Published online by Cambridge University Press: 14 November 2009
Introduction
Volcanoes can hold a deep fascination. Images of erupting volcanoes grab our attention as we marvel at the sight of the Earth in violent movement, and tourists flock to view steaming craters to sense the enormous energy lying dormant beneath their feet. Volcanoes are often striking features in landscapes of great beauty, and people have been drawn over the centuries to live on their flanks with the promise of verdant agricultural land. But many communities have learned that years of peace can be brutally interrupted by the return of volcanic activity, and in some parts of the world such as Hawaii and Indonesia, volcanoes have even been granted the status of gods.

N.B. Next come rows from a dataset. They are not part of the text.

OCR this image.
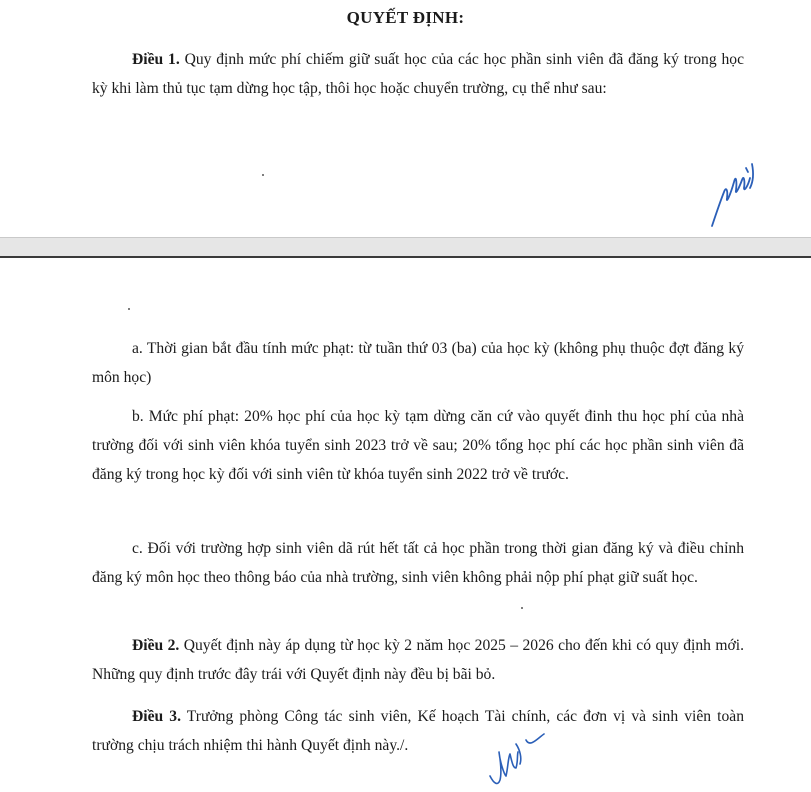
QUYẾT ĐỊNH:

Điều 1. Quy định mức phí chiếm giữ suất học của các học phần sinh viên đã đăng ký trong học kỳ khi làm thủ tục tạm dừng học tập, thôi học hoặc chuyển trường, cụ thể như sau:

a. Thời gian bắt đầu tính mức phạt: từ tuần thứ 03 (ba) của học kỳ (không phụ thuộc đợt đăng ký môn học)

b. Mức phí phạt: 20% học phí của học kỳ tạm dừng căn cứ vào quyết đinh thu học phí của nhà trường đối với sinh viên khóa tuyển sinh 2023 trở về sau; 20% tổng học phí các học phần sinh viên đã đăng ký trong học kỳ đối với sinh viên từ khóa tuyển sinh 2022 trở về trước.

c. Đối với trường hợp sinh viên dã rút hết tất cả học phần trong thời gian đăng ký và điều chỉnh đăng ký môn học theo thông báo của nhà trường, sinh viên không phải nộp phí phạt giữ suất học.

Điều 2. Quyết định này áp dụng từ học kỳ 2 năm học 2025 – 2026 cho đến khi có quy định mới. Những quy định trước đây trái với Quyết định này đều bị bãi bỏ.

Điều 3. Trưởng phòng Công tác sinh viên, Kế hoạch Tài chính, các đơn vị và sinh viên toàn trường chịu trách nhiệm thi hành Quyết định này./.
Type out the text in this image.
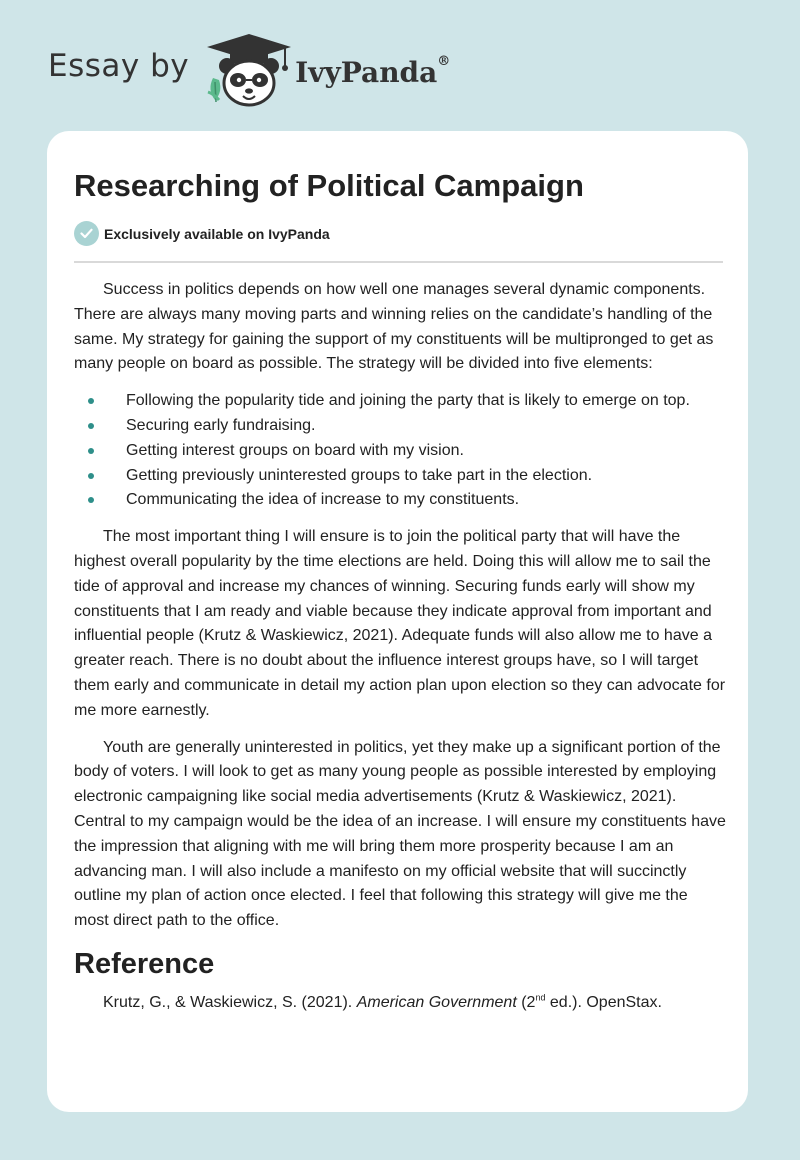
Essay by	IvyPanda®
Researching of Political Campaign
Exclusively available on IvyPanda

Success in politics depends on how well one manages several dynamic components. There are always many moving parts and winning relies on the candidate’s handling of the same. My strategy for gaining the support of my constituents will be multipronged to get as many people on board as possible. The strategy will be divided into five elements:

Following the popularity tide and joining the party that is likely to emerge on top.
Securing early fundraising.
Getting interest groups on board with my vision.
Getting previously uninterested groups to take part in the election.
Communicating the idea of increase to my constituents.

The most important thing I will ensure is to join the political party that will have the highest overall popularity by the time elections are held. Doing this will allow me to sail the tide of approval and increase my chances of winning. Securing funds early will show my constituents that I am ready and viable because they indicate approval from important and influential people (Krutz & Waskiewicz, 2021). Adequate funds will also allow me to have a greater reach. There is no doubt about the influence interest groups have, so I will target them early and communicate in detail my action plan upon election so they can advocate for me more earnestly.

Youth are generally uninterested in politics, yet they make up a significant portion of the body of voters. I will look to get as many young people as possible interested by employing electronic campaigning like social media advertisements (Krutz & Waskiewicz, 2021). Central to my campaign would be the idea of an increase. I will ensure my constituents have the impression that aligning with me will bring them more prosperity because I am an advancing man. I will also include a manifesto on my official website that will succinctly outline my plan of action once elected. I feel that following this strategy will give me the most direct path to the office.

Reference

Krutz, G., & Waskiewicz, S. (2021). American Government (2nd ed.). OpenStax.
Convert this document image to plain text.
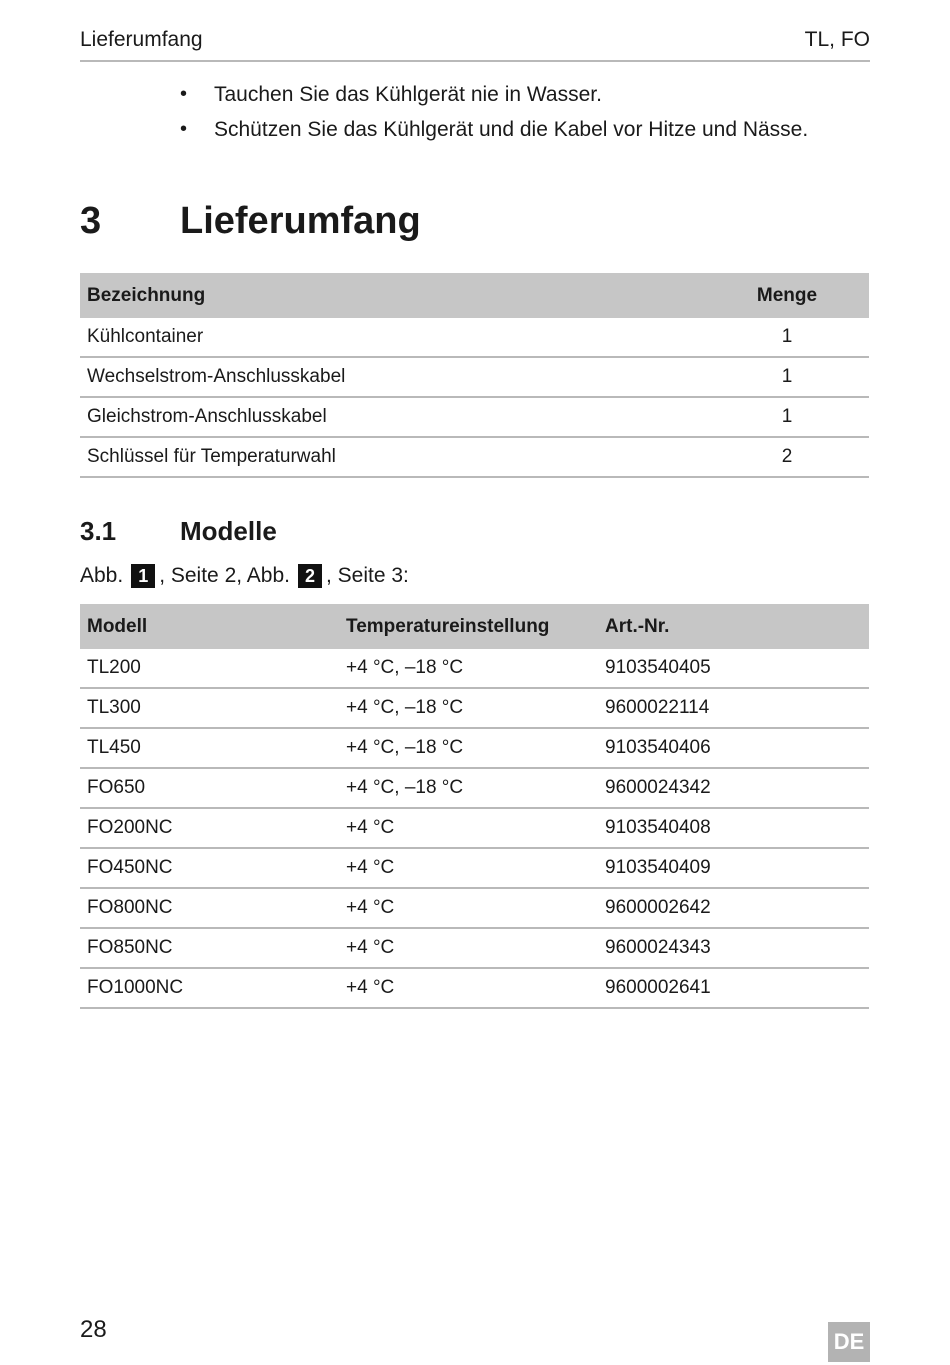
Lieferumfang	TL, FO
•	Tauchen Sie das Kühlgerät nie in Wasser.
•	Schützen Sie das Kühlgerät und die Kabel vor Hitze und Nässe.
3	Lieferumfang
Bezeichnung	Menge
Kühlcontainer	1
Wechselstrom-Anschlusskabel	1
Gleichstrom-Anschlusskabel	1
Schlüssel für Temperaturwahl	2
3.1	Modelle
Abb. 1 , Seite 2, Abb. 2 , Seite 3:
Modell	Temperatureinstellung	Art.-Nr.
TL200	+4 °C, –18 °C	9103540405
TL300	+4 °C, –18 °C	9600022114
TL450	+4 °C, –18 °C	9103540406
FO650	+4 °C, –18 °C	9600024342
FO200NC	+4 °C	9103540408
FO450NC	+4 °C	9103540409
FO800NC	+4 °C	9600002642
FO850NC	+4 °C	9600024343
FO1000NC	+4 °C	9600002641
28	DE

In most active volcanic areas, however, burgeoning populations have no memory of past eruptions when they recur with intervals of hundreds or thousands of years, and no feeling for the disaster that can lie ahead when the sleeping giant awakes. The destruction of Pompeii and Herculaneum in the eruption of Vesuvius in AD 79 has the same hold on the popular imagination as the sinking of the Titanic by an iceberg, with the spectacle of normal living being abruptly halted by catastrophe and the evidence of extinguished life locked deep beneath the ground or sea. The collapse of the Minoan culture after the eruption of Santorini some 3600 years ago is perhaps the stuff of legend, but a huge eruption did occur which buried or swept away the settlements on the island and had impacts on other islands of the Aegean, such as Crete.